# Thread: Infinum and surpemum

1. ## Infinum and surpemum

If i have a set S = {x| |x-2| + |3-x| = 1 }

and i have to check what the sup and inf are for it, is this correct way of working it out:

-1 < x-2 + 3-x < 1 or -2 < 0 < 0

Since x cancels out can i say that S has no supremum not infinum?

Thank you

2. ## Re: Infinum and surpemum

Originally Posted by iva
If i have a set S = {x| |x-2| + |3-x| = 1 }
and i have to check what the sup and inf are for it, is this correct way of working it out:
Well $S=[2,3]$

3. ## Re: Infinum and surpemum

Thanks then that would make sup S = 3 and inf S = 2, is that right?
But how did you get to S=[2,3] as with my equation above i couldn't get a sensible result for x

Thank you

4. ## Re: Infinum and surpemum

Why not consider each term separately?

Since |3-x| is non-negative, |x-2|<=1. Solve this to get 1<=x<=3. Since 3 is in the set, it's the supremum. Now do something similar with |3-x|.

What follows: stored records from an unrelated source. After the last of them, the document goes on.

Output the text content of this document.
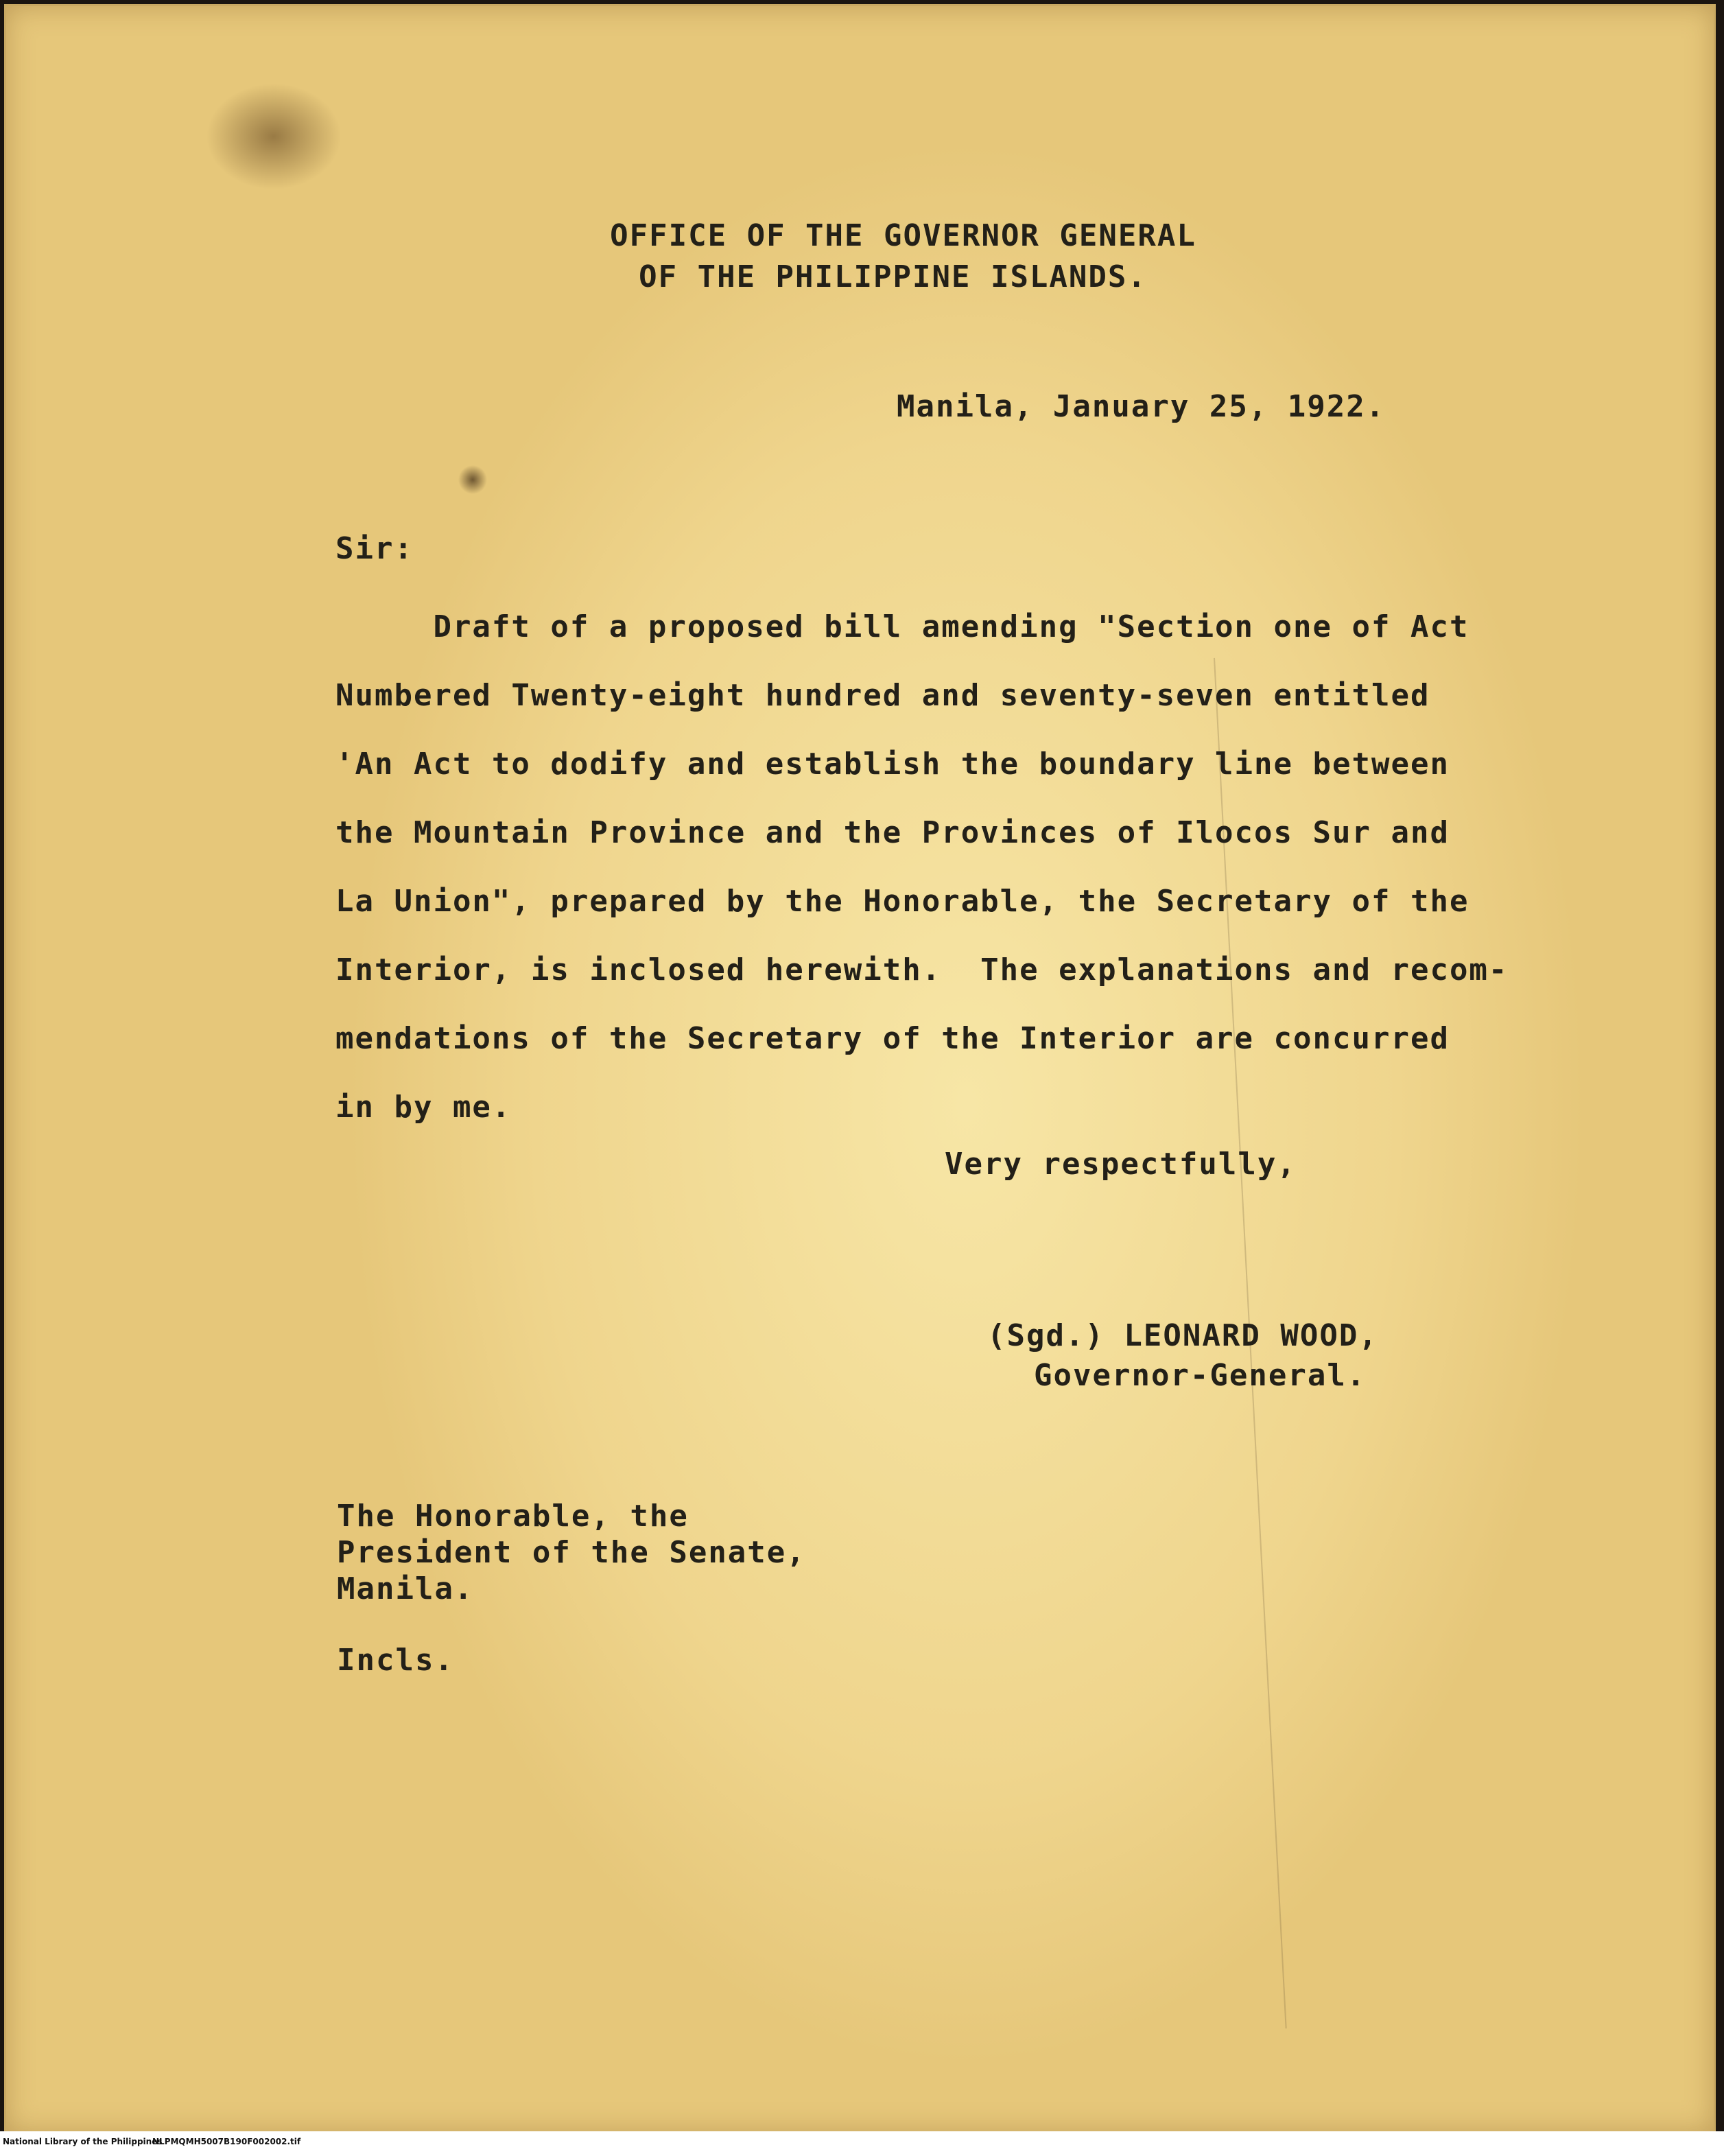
OFFICE OF THE GOVERNOR GENERAL

OF THE PHILIPPINE ISLANDS.

Manila, January 25, 1922.

Sir:

Draft of a proposed bill amending "Section one of Act

Numbered Twenty-eight hundred and seventy-seven entitled

'An Act to dodify and establish the boundary line between

the Mountain Province and the Provinces of Ilocos Sur and

La Union", prepared by the Honorable, the Secretary of the

Interior, is inclosed herewith.  The explanations and recom-

mendations of the Secretary of the Interior are concurred

in by me.

Very respectfully,

(Sgd.) LEONARD WOOD,

Governor-General.

The Honorable, the

President of the Senate,

Manila.

Incls.

National Library of the Philippines
NLPMQMH5007B190F002002.tif
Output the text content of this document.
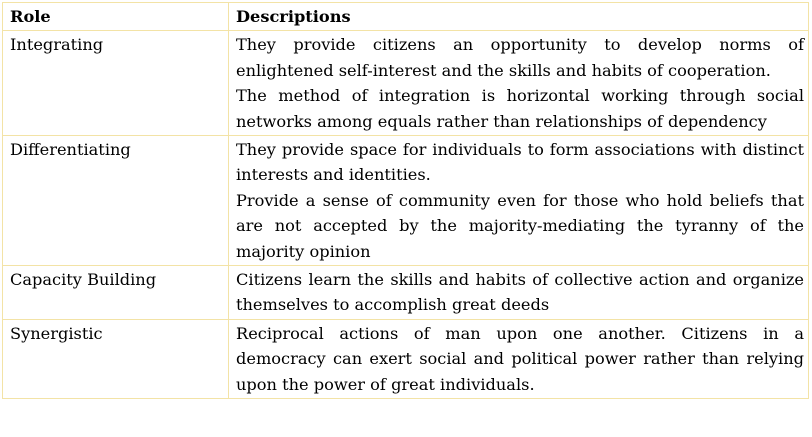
Role	Descriptions
Integrating	They provide citizens an opportunity to develop norms of enlightened self-interest and the skills and habits of cooperation.
The method of integration is horizontal working through social networks among equals rather than relationships of dependency

Differentiating	They provide space for individuals to form associations with distinct interests and identities.
Provide a sense of community even for those who hold beliefs that are not accepted by the majority-mediating the tyranny of the majority opinion

Capacity Building	Citizens learn the skills and habits of collective action and organize themselves to accomplish great deeds

Synergistic	Reciprocal actions of man upon one another. Citizens in a democracy can exert social and political power rather than relying upon the power of great individuals.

5. ## Re: Infinum and surpemum

Originally Posted by LoblawsLawBlog
Why not consider each term separately?
Since |3-x| is non-negative, |x-2|<=1. Solve this to get 1<=x<=3. Since 3 is in the set, it's the supremum. Now do something similar with |3-x|.
The solution set for $|x-2|+|x-3|=1$ is $2\le x\le 3$

$|x-3|$ is the distance from x to 3.

$|x-2|$ is the distance from x to 2.

So if $2\le x\le 3$ we have $|x-2|+|x-3|=1$.

6. ## Re: Infinum and surpemum

I didn't mean that 1<=x<=3 is the solution set, but it's still true. |3-x|<=1 then gives 2<=x<=4, which gives the infinum. I didn't see your solution immediately so I went with the slightly longer one.